1. Le Sermon sur la Montagne

Si nous voulons savoir ce que Jésus lui-même a enseigné sur n’importe quel sujet, nous faisons bien généralement d’étudier ses paroles, telles qu’elles sont rapportées dans les quatre Évangiles. Après cela on peut remonter à la source de sa doctrine et découvrir dans l’Ancien Testament les vérités fondamentales concernant la nature humaine qu’il a prises pour avérées. Puis on trouvera bon de tracer dans les Actes et les Épîtres la manière dont les apôtres, inspirés par Dieu, ont pu continuer et développer la prédication de leur Maître. Une telle étude démontrera la cohérence des diverses parties de la Parole de Dieu.

De temps en temps, cependant, lorsque nous prêchons l’évangile, soit en public, soit en tête-à-tête avec des amis, il est avantageux de concentrer notre attention sur un seul Évangile, essayant de le lire comme pour la première fois et faisant un effort sincère pour éviter tout parti-pris.
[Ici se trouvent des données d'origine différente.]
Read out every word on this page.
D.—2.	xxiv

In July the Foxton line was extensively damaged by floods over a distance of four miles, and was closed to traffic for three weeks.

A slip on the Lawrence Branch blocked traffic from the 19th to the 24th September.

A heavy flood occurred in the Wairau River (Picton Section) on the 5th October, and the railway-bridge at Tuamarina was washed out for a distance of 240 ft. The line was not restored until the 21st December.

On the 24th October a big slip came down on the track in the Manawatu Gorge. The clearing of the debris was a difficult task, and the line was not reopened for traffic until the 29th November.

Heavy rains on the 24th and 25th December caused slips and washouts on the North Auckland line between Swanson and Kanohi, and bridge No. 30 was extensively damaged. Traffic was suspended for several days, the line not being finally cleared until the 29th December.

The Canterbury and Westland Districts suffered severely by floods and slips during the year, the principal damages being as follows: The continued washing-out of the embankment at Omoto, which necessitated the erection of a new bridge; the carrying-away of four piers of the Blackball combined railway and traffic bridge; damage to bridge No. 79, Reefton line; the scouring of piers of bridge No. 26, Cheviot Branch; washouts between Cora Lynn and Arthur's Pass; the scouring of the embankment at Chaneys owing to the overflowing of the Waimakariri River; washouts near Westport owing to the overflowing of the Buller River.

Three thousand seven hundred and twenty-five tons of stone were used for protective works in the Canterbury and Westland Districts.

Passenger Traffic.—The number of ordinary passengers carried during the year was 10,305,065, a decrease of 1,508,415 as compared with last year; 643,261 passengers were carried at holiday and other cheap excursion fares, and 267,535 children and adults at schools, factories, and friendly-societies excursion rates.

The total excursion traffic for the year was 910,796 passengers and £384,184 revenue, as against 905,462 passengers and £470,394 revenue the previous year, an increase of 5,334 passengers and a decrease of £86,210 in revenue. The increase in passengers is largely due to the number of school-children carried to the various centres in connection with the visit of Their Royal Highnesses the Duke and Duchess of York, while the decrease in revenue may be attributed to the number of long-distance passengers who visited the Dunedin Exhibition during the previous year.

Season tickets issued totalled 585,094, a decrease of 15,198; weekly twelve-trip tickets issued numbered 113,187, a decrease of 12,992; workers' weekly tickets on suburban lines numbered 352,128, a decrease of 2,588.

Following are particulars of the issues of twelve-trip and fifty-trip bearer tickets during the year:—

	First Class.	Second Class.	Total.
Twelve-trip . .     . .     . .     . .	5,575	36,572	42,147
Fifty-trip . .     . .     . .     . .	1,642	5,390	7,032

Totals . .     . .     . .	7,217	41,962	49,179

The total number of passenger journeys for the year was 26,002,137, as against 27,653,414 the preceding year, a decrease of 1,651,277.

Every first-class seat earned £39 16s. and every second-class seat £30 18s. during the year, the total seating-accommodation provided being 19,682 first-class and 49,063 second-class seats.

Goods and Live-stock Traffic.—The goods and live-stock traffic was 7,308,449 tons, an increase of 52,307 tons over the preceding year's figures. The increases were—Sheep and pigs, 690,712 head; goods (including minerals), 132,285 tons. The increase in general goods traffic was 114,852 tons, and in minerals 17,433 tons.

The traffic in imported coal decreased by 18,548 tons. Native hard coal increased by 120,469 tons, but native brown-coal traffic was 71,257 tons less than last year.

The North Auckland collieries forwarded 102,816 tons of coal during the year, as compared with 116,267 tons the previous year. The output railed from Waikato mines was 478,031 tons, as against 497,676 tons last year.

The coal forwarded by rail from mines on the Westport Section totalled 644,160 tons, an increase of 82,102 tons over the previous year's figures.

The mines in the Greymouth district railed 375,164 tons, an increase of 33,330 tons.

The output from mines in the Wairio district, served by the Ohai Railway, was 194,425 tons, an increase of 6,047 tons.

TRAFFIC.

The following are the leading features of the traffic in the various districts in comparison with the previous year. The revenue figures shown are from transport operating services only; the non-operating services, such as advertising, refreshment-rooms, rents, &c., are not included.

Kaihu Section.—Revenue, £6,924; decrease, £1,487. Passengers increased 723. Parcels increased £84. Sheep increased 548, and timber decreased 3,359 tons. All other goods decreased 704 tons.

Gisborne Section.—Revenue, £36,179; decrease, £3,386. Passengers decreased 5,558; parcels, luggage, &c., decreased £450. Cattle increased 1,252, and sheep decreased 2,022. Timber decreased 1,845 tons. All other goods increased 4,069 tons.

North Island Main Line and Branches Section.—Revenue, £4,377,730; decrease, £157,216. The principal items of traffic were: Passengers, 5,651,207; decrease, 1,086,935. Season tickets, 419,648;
Quant à nos amis, ils trouveront plus facile de tourner les pages d’un seul livre que de chercher des passages épars un peu partout dans la Bible. C’est ce que nous comptons faire dans cette série d’articles. Nous avons choisi l’Évangile de Matthieu tout simplement parce que c’est le premier. Nous passerons en revue tous les versets qui semblent avoir rapport à la mort ou à la vie éternelle. Le résultat sera, bien entendu, incomplet et peu systématique, mais ce sera la vraie doctrine de Jésus.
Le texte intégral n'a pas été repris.